Nauczycielka obcięła włosy uczennicy. Bo były różowe. „Absurd. I łamanie prawa” – pisze Alina Czyżewska
Jedna z uczennic szkoły w Podhorcach (woj. lubelskie) padła ofiarą dyskryminacji ze względu na wygląd. Dziewczynka miała różowe kosmyki włosów, co nie spodobało się nauczycielce. Ta zdecydowała się na ich obcięcie. „Nie znalazłam szczególnego prawa, które pozwala ingerować w dobro osobiste ucznia, jakim jest jego wygląd” – komentuje sprawę Alina Czyżewska, aktywistka i działaczka społeczna.
Lokalna społeczność zszokowana
W Szkole Podstawowej im. Marszałka Józefa Piłsudskiego w Podhorcach (gm. Tomaszów Lubelski) uczy się 1600 uczniów. To tam doszło do incydentu, który wywołał oburzenie okolicznych mieszkańców. Pierwszy na ten temat napisał Tygodnik Zamojski. Do redakcji wpłynął anonimowy list od zaniepokojonych rodziców, którzy przekazali, że nauczycielka jednej z uczennic obcięła włosy nożyczkami.
Co było powodem działań nauczycielki? Jak podaje Tygodnik Zamojski, różowy kolor na końcówkach włosów uczennicy. Nauczycielka powołała się na obowiązujący regulamin szkoły, który zabrania farbowania włosów. Dziewczynka zaczęła tłumaczyć, że różowe pasemka to tylko chwilowa metamorfoza. To jednak nie przekonało nauczycielki. Postanowiła „ukarać” uczennicę i obcięła jej kosmyk włosów.

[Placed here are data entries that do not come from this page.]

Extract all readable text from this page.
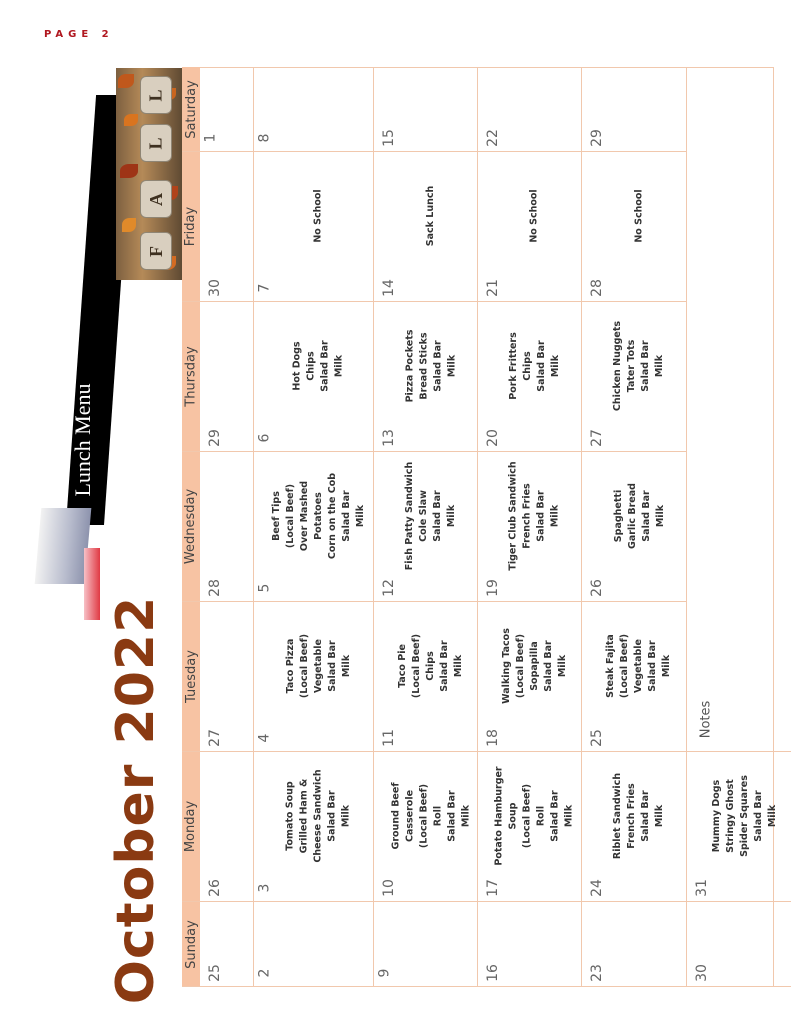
PAGE 2
Lunch Menu
October 2022
L
L
A
F
Sunday
Monday
Tuesday
Wednesday
Thursday
Friday
Saturday
25
26
27
28
29
30
1
2
3
Tomato Soup Grilled Ham & Cheese Sandwich Salad Bar Milk
4
Taco Pizza (Local Beef) Vegetable Salad Bar Milk
5
Beef Tips (Local Beef) Over Mashed Potatoes Corn on the Cob Salad Bar Milk
6
Hot Dogs Chips Salad Bar Milk
7
No School
8
9
10
Ground Beef Casserole (Local Beef) Roll Salad Bar Milk
11
Taco Pie (Local Beef) Chips Salad Bar Milk
12
Fish Patty Sandwich Cole Slaw Salad Bar Milk
13
Pizza Pockets Bread Sticks Salad Bar Milk
14
Sack Lunch
15
16
17
Potato Hamburger Soup (Local Beef) Roll Salad Bar Milk
18
Walking Tacos (Local Beef) Sopapilla Salad Bar Milk
19
Tiger Club Sandwich French Fries Salad Bar Milk
20
Pork Fritters Chips Salad Bar Milk
21
No School
22
23
24
Riblet Sandwich French Fries Salad Bar Milk
25
Steak Fajita (Local Beef) Vegetable Salad Bar Milk
26
Spaghetti Garlic Bread Salad Bar Milk
27
Chicken Nuggets Tater Tots Salad Bar Milk
28
No School
29
30
31
Mummy Dogs Stringy Ghost Spider Squares Salad Bar Milk
Notes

Mimo że nauczycielka skróciła tylko kawałek włosów, sam ten krok oburzył rodziców uczennicy, którzy postanowili interweniować. Złożyli oni skargę do dyrekcji szkoły. Sprawą zajmie się urząd gminy oraz Kuratorium Oświaty w Lublinie.
Jak udało się dowiedzieć dziennikarzom wspomnianego tygodnika, nauczycielka nadal prowadzi lekcji. Dyrekcja szkoły nie zamierza podejmować żadnych ruchów do czasu kontroli kuratorium.
„Absurd. I łamanie prawa”
Prawa i obowiązki ucznia, wynikające z Konstytucji RP, Prawa oświatowego, Powszechnej Deklaracji Praw Człowieka i Konwencji o Prawach Dziecka, obejmują wszystkie szkoły w Polsce, bez wyjątku. Oprócz tego każda placówka ma swoje wewnętrzne prawa, które określone są w statutach konkretnej szkoły.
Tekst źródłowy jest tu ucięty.